# Restore or scrap this compressor??



## tw0st3p

Hey all. I have inherited an air compressor from my grandpa and am stuck in identifying the tank and the origin of the compressor itself, and if its worth bringing back to life or scrapping. From what I am told it is military surplus.

What I know:
Engine - Wisconsin MAENLD
Pump - Curtis C-96

Engine runs great after the initial start of the season, pain to get started initially. Pump pumps up to pressure

Tank:
No Idea, but there is a label welded to it containing the following:

NAT'L BD
5272
W&K
U-69 Max WP 200 LBS
U-70 Mad Temp 250 DEG F
Shell 2391 Head 2187
LMG 5272 1945

I have no idea what any of these numbers mean but I would definitely appreciate any information regarding whether I should keep this guy going and in the family or figure something else out!

Thanks


----------



## Romore

Do you have a use for it?


----------



## Kenneth

No do not even think about scrapping! This thing is rebuildable. Beautiful machine. I've got one myself. Love it.


----------



## shanonmethod

It's a really rear compressor machine.But don't try to scrap it.You can consult with nearest maintenance engineer and take advice to operate it.


----------



## sirweldalot

I agree with not scrapping it. I have rebuilt my 1988 3 cyl, single stage Curtis Toledo 60 gal. compressor. I am now in process of rebuilding a 1984 60 gal. Buckeye air compressor. 2 stage.


----------



## Williamwaltz

No, do not scrape it ...
It is totally a bad idea about things can be rebuild.
But this is some other kind, so it's better to take guidance from the maintenance and repair engineer.


----------



## airtoolguy

I think you should take a step back and evaluate your situation clearly. 
1) How much you bought it for? 
2) How much you could sell it for? Asking around on forum to get a somewhat price
3) Get a repairman coming over to see if it could be restored. 

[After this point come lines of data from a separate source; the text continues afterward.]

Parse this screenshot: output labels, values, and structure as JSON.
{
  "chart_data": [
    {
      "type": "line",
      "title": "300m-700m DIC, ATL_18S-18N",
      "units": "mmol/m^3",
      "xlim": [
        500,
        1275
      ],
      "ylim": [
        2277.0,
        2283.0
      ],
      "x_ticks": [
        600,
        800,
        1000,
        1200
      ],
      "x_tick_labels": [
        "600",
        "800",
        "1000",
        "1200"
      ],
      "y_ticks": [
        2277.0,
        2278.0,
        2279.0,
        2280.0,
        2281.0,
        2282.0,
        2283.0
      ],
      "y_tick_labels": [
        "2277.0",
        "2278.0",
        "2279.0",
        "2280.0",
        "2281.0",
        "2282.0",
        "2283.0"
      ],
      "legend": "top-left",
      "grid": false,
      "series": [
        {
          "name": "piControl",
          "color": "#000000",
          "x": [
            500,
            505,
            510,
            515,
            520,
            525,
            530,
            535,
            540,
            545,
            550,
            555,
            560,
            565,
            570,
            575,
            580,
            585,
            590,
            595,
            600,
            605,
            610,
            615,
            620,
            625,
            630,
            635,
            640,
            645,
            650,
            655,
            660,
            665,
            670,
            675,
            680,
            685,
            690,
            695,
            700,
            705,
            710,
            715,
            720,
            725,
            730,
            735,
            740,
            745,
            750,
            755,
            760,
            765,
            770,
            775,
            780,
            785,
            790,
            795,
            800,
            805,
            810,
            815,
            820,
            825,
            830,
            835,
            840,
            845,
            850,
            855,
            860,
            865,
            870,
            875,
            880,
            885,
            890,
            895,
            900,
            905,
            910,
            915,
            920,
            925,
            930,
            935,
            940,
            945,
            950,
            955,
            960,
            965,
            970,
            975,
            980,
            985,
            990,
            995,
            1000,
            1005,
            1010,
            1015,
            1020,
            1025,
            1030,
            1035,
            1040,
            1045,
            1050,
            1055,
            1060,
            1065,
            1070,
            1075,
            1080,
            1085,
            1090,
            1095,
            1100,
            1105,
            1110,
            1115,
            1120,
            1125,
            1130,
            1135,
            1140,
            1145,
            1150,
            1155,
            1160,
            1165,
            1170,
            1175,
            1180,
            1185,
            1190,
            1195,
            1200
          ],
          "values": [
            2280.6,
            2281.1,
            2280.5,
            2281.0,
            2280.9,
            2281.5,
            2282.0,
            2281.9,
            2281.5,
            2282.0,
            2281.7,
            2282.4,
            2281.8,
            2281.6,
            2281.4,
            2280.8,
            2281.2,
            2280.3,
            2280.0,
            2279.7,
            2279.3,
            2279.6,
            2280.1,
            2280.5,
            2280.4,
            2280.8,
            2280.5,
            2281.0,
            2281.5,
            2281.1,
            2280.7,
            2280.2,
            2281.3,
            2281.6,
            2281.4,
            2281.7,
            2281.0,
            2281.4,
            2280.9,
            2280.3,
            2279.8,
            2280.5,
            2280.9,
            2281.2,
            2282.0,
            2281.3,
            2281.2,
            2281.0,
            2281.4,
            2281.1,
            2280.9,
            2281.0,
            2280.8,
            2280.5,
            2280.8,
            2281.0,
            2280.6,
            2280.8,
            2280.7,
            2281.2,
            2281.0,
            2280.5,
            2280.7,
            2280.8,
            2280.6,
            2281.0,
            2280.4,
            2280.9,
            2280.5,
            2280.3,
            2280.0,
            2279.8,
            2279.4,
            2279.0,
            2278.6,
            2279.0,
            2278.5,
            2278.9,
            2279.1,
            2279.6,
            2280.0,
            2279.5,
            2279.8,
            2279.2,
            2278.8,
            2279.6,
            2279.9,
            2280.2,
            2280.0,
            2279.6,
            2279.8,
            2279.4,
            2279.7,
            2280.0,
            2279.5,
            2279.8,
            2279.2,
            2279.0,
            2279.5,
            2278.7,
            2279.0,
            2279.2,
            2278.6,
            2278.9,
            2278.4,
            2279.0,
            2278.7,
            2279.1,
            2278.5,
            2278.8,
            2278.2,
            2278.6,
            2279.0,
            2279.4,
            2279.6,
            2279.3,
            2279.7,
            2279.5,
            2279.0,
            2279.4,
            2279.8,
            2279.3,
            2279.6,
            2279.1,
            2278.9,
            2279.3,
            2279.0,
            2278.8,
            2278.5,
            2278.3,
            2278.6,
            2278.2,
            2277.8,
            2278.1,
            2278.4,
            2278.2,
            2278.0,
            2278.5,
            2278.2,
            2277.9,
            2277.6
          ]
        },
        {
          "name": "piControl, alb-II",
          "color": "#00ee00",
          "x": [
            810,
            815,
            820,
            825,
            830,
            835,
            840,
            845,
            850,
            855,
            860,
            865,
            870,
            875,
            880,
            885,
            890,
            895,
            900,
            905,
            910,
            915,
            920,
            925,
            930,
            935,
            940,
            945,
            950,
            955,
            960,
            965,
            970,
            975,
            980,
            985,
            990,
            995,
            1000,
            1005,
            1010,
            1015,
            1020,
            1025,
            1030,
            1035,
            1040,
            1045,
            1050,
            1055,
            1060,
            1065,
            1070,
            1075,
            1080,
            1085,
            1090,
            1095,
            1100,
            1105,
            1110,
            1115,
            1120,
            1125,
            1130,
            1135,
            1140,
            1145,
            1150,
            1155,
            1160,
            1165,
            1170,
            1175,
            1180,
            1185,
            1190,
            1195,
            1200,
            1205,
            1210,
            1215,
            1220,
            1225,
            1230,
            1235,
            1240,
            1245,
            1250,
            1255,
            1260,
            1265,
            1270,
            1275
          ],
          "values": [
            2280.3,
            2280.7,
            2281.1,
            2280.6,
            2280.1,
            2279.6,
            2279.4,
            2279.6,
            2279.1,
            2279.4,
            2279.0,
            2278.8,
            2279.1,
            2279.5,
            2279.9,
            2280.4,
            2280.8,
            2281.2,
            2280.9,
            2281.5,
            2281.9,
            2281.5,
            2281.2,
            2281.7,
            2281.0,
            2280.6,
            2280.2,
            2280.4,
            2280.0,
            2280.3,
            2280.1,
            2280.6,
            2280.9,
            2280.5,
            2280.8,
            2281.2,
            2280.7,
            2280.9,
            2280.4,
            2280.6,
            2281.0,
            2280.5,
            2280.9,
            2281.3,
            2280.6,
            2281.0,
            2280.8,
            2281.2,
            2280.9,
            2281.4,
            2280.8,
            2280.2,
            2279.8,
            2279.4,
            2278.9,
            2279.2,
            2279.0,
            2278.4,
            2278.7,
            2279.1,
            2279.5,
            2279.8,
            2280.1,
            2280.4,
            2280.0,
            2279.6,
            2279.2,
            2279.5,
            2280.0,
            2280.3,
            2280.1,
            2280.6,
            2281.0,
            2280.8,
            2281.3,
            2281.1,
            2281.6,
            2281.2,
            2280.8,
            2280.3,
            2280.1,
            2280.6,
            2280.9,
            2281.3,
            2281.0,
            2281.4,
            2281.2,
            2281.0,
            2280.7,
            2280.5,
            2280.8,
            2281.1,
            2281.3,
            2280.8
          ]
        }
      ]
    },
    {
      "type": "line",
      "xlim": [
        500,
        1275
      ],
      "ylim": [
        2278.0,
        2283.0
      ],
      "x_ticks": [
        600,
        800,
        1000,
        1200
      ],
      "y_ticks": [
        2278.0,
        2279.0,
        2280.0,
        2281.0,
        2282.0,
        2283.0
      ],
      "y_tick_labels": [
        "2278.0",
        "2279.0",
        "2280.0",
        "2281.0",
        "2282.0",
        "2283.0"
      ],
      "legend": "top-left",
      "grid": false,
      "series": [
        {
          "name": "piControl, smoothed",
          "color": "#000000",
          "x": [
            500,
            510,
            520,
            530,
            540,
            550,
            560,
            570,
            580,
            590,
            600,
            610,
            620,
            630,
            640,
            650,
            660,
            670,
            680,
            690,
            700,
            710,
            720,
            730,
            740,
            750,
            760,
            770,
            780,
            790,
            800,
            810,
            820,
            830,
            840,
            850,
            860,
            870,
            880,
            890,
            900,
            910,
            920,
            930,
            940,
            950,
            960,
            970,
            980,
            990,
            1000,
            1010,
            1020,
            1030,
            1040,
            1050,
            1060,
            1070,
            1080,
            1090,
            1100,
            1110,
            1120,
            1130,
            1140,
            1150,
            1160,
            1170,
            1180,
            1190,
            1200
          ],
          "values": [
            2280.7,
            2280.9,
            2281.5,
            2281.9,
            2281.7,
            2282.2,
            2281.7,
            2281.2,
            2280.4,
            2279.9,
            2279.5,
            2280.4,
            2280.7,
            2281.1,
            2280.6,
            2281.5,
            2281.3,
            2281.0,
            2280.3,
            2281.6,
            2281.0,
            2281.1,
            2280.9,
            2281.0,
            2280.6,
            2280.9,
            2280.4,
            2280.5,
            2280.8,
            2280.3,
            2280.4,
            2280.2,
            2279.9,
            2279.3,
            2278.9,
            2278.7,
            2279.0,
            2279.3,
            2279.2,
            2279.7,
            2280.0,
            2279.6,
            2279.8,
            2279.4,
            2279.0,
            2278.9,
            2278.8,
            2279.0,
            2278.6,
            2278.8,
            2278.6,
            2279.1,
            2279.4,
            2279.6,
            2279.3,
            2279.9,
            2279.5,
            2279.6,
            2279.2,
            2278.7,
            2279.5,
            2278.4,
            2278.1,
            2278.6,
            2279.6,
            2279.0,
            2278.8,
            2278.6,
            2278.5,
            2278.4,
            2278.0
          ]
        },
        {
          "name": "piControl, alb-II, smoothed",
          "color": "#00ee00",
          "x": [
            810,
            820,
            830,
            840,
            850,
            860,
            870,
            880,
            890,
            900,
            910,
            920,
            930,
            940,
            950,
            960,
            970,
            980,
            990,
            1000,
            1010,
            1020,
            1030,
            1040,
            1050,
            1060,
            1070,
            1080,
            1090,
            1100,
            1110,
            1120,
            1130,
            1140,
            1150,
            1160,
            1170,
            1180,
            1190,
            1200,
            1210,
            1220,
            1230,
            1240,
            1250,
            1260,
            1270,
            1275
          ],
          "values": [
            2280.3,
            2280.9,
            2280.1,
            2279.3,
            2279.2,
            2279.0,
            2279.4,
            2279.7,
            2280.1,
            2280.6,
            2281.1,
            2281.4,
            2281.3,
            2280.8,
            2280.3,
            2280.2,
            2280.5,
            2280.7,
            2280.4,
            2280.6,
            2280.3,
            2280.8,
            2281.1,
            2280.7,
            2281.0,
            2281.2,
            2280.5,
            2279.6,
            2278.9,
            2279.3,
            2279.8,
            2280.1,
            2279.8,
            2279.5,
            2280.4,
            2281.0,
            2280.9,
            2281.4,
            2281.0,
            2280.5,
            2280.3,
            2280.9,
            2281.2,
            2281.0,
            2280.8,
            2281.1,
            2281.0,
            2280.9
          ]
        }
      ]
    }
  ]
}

Thinking about this will give you a clearer picture. 

Hope this helps, 

Jimmy


----------



## LansCompany

You should hold on to it! Great Compressor..


----------



## rayo1949

The NB tag tells you that it was build and tested to some rigorous specifications and is a good tank. At one time. They get old and rust and stuff.

Be sure you have a safety relief valve on it set for slightly over the max pressure you need. Like 150psig?? Never pump a compressor up to real high pressures if you don't have to.

Curtis C96 was a good old cast iron compressor. Lots of them running out there, parts should be available.

Take the belts off the compressor. See how well the engine starts/runs. Analyze the engine separately. Run a compression check. Look for smoke out muffler. If you judge the engine to be worthy. Put belts on the compressor, make sure there is no pressure in the tank and start up the engine. Go online and look for a formula to figure the CUBIC FEET of the tank, and the C96 proposed cfm output. Then you can see how ling it takes to pump up to 100 psig. That will tell you if the compressor is pumping ok.

You need a check valve in the discharge line of compressor into the tank. And some way to unload the pressure off the line above the check valve so the engine does not have to try to start the compressor with full tank pressure on the compressor. Too much load.

Make sure your oil, filters, belts, etc are up to date as they should be. Compressors use compressor oil. The engine needs oil dependant on if it has an oil pump and filter or is splash lubricated. It is a very good aircooled engine. Worth investing in.

Keep the pressure as low as you can live with. Less wear and tear and danger.


----------